Freddie Mac recently released the results of its Primary Mortgage Market Survey® (PMMS®), showing average fixed mortgage rates moving lower for the fourth consecutive week with fixed mortgage rates hitting new lows for this year.
“Mortgage rates continued to decline this week as industrial production slipped by 0.6 percent in April, below the market consensus forecast,” says Frank Nothaft, vice president and chief economist, Freddie Mac. “Meanwhile, housing starts jumped 13 percent in April to a seasonally adjusted annual rate of 1,072,000 units, well above expectations. Permits rose to a seasonally adjusted annual rate of 1,080,000 in April, also above expectations.”
The 30-year fixed-rate mortgage (FRM) averaged 4.14 percent with an average 0.6 point for the week ending May 22, 2014, down from the previous week when it averaged 4.20 percent. A year ago at this time, the 30-year FRM averaged 3.59 percent.
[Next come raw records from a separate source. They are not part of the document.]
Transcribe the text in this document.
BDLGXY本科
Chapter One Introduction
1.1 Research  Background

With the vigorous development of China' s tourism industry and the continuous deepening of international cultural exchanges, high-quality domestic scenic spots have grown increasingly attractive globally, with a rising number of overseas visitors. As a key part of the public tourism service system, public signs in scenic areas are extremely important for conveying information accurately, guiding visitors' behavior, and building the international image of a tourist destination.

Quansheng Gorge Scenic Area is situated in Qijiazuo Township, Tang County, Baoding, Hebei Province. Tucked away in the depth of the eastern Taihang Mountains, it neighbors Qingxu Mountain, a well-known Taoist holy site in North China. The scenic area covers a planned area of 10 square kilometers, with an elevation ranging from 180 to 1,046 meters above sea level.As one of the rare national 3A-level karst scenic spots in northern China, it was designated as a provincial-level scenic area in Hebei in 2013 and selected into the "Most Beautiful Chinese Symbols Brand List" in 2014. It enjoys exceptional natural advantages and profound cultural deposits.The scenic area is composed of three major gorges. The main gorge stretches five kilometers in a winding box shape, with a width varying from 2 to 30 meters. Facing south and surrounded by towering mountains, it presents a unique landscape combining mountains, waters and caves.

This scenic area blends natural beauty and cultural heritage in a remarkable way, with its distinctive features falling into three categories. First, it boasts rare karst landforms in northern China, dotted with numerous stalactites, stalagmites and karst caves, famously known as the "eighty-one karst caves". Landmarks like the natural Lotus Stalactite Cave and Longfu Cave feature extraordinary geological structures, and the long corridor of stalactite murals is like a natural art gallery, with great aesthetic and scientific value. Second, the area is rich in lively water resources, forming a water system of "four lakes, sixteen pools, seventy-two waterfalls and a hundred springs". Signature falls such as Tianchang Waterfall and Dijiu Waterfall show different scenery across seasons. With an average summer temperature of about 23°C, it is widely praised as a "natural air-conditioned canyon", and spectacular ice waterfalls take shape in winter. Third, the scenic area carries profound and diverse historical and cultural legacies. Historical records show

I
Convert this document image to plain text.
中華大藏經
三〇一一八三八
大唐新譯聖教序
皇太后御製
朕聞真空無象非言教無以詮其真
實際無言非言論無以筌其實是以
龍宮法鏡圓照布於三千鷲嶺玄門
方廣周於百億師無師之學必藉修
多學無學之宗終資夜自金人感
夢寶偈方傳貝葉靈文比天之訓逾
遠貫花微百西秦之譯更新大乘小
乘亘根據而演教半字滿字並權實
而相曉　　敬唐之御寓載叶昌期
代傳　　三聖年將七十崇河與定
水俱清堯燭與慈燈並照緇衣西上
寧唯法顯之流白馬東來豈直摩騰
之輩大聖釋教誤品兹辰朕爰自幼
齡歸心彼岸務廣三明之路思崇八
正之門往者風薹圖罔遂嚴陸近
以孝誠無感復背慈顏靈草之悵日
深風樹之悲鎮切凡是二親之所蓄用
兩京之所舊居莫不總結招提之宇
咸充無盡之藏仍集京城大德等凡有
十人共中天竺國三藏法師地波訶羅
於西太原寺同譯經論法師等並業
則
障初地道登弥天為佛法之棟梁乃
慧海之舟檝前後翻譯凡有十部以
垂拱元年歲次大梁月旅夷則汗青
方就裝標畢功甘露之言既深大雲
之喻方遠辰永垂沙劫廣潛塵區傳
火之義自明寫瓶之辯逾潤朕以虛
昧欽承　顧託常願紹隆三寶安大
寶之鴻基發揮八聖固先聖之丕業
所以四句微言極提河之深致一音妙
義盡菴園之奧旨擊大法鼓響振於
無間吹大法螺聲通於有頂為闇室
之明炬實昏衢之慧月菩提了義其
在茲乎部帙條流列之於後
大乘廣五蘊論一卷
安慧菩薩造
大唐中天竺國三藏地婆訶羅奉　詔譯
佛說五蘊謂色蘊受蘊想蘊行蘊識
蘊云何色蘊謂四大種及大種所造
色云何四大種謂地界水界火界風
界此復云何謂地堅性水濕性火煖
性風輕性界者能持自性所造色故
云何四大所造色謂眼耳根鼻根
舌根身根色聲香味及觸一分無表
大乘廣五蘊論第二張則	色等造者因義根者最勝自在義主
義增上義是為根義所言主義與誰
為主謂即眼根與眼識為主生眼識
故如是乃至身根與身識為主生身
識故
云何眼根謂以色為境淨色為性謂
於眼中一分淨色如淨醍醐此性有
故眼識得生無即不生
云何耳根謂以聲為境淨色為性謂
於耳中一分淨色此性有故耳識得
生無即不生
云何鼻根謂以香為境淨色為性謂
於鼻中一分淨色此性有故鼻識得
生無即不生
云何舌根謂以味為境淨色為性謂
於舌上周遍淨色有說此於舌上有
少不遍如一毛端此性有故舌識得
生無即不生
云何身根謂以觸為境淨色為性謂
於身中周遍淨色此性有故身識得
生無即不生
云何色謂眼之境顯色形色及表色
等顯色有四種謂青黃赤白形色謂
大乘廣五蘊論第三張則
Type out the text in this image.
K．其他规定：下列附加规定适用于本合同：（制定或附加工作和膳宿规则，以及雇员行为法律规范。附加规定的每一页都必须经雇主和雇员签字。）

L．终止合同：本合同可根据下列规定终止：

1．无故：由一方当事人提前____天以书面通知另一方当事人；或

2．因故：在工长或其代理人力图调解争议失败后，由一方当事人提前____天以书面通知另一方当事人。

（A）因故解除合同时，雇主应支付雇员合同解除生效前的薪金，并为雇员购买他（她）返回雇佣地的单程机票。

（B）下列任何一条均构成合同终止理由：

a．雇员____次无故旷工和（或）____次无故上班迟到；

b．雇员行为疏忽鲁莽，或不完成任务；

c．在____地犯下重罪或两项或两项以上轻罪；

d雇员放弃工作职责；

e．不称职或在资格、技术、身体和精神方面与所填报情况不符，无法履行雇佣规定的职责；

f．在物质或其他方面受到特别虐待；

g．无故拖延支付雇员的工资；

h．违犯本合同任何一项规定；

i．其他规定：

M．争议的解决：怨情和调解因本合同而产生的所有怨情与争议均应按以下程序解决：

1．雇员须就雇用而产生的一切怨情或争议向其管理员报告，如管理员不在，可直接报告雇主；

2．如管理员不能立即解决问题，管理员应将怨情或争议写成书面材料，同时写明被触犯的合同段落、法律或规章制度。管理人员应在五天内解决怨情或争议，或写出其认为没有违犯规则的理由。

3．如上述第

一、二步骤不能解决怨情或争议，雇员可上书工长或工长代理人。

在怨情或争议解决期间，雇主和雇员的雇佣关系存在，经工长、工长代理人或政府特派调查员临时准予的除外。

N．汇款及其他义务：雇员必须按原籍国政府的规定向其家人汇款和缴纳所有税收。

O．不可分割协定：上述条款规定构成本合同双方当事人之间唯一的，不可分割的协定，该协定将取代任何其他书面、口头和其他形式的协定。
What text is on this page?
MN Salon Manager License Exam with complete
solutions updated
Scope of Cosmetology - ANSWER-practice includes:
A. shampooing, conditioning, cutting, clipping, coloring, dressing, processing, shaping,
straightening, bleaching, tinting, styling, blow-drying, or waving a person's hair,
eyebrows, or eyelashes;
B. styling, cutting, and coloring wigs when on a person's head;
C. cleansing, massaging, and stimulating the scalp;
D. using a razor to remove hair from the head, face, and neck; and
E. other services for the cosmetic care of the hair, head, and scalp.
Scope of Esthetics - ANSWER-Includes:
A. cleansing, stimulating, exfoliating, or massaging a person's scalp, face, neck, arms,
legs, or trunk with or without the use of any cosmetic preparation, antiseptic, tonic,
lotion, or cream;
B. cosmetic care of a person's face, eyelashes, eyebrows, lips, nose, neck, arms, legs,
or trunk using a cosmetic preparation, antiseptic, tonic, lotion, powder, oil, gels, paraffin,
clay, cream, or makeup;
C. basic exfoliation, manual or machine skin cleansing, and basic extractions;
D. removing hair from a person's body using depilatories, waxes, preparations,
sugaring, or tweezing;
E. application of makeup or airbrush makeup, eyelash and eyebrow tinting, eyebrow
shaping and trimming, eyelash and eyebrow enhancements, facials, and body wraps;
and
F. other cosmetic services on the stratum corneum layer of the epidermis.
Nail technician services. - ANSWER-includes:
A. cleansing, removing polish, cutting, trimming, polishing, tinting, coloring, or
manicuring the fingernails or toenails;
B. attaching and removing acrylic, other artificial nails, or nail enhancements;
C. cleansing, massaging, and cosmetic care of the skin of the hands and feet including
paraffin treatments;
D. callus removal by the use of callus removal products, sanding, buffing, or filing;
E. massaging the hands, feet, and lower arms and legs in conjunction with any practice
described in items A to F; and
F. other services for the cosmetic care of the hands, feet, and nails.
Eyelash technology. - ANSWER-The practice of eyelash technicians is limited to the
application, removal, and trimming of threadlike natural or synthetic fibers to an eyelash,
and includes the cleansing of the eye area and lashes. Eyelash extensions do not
The 15-year FRM this week averaged 3.25 percent with an average 0.5 point, down from the previous week when it averaged 3.29 percent. A year ago at this time, the 15-year FRM averaged 2.77 percent.
Results show that the 5-year Treasury-indexed hybrid adjustable-rate mortgage (ARM) averaged 2.96 percent this week with an average 0.4 point, down from the previous week when it averaged 3.01 percent. A year ago, the 5-year ARM averaged 2.63 percent.